The old city is tiny and the only way to see it, and that’s because there’s no alternative transport to take you through the narrow streets and alleyways, is on foot. However, it’s not a logistical problem to get around the more dispersed attractions of the new town and guidance will be provided about how to do that in the most convenient and cheapest way possible. This will include the quaint funicular railway which takes some of the pain out of climbing the steep hills and allows you to get to the highest point in the old city at the Castello di San Vigillio.
Eateries exist in the Città Alta but they are almost exclusively directed towards the tourist trade and may not, for that reason, most may not be particularly good value for money. However, I went to one restaurant in the new town and one in the old town. One day I choose snack food and a picnic at San Vigilio.

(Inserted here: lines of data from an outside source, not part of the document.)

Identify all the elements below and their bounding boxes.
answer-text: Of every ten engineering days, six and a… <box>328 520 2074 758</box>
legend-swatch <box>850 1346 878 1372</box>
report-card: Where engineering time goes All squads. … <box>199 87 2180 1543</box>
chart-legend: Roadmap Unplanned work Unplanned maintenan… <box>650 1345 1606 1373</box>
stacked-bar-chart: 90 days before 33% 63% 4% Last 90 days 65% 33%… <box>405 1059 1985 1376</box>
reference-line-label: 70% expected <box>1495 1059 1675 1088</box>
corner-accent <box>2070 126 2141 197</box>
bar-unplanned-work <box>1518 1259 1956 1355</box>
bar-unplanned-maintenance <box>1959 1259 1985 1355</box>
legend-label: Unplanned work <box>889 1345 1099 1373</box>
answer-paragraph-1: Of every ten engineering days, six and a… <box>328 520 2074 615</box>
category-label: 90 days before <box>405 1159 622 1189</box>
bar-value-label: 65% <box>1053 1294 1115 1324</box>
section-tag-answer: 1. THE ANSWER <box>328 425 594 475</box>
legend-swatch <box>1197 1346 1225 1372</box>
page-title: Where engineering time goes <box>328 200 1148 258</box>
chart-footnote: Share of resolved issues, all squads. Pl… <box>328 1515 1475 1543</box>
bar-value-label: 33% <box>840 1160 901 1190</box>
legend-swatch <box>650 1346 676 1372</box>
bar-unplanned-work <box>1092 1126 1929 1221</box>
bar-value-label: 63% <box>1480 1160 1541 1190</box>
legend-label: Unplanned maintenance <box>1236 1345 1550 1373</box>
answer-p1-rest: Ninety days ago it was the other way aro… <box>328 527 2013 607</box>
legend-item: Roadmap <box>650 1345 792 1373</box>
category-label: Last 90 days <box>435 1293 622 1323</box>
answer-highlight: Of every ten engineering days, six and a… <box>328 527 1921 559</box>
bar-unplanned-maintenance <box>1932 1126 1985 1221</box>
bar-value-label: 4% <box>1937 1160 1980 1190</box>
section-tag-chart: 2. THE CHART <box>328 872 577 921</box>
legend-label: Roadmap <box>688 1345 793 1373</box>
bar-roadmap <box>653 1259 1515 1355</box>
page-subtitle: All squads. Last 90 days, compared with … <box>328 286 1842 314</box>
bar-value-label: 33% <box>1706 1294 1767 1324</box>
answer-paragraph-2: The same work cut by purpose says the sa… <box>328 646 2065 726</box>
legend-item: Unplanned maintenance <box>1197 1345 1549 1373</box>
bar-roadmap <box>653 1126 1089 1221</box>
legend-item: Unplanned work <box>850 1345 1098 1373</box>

Accommodation reports will be limited to one. I am staying at the Nuovo Ostello della Gioventu di Bergamo, part of Hostelling International to which the Youth Hostel Association (YHA) of the UK is affiliated. Although on the outskirts of the new town there’s a couple of very convenient bus routes (the 6 and the 3) that can get you to both the old and the new town without a lot of pain, the No 3 to the Citta Alta having its terminus at the bus stop immediately outside the hostel. If you don’t mind sharing dormitory accommodation for a few nights it provides all you really need, a clean, comfortable and convenient place to lay your head.
Bergamo easily has enough to keep someone with wide and catholic tastes busy for a full three days. More than that you might find yourself retracing your steps a bit too often. However, generally it’s a pleasant location and it’s not too bad a choice as a base to explore some of the surrounding historic towns such as Brescia or Carravaggio or even for a swift day trip to Milan.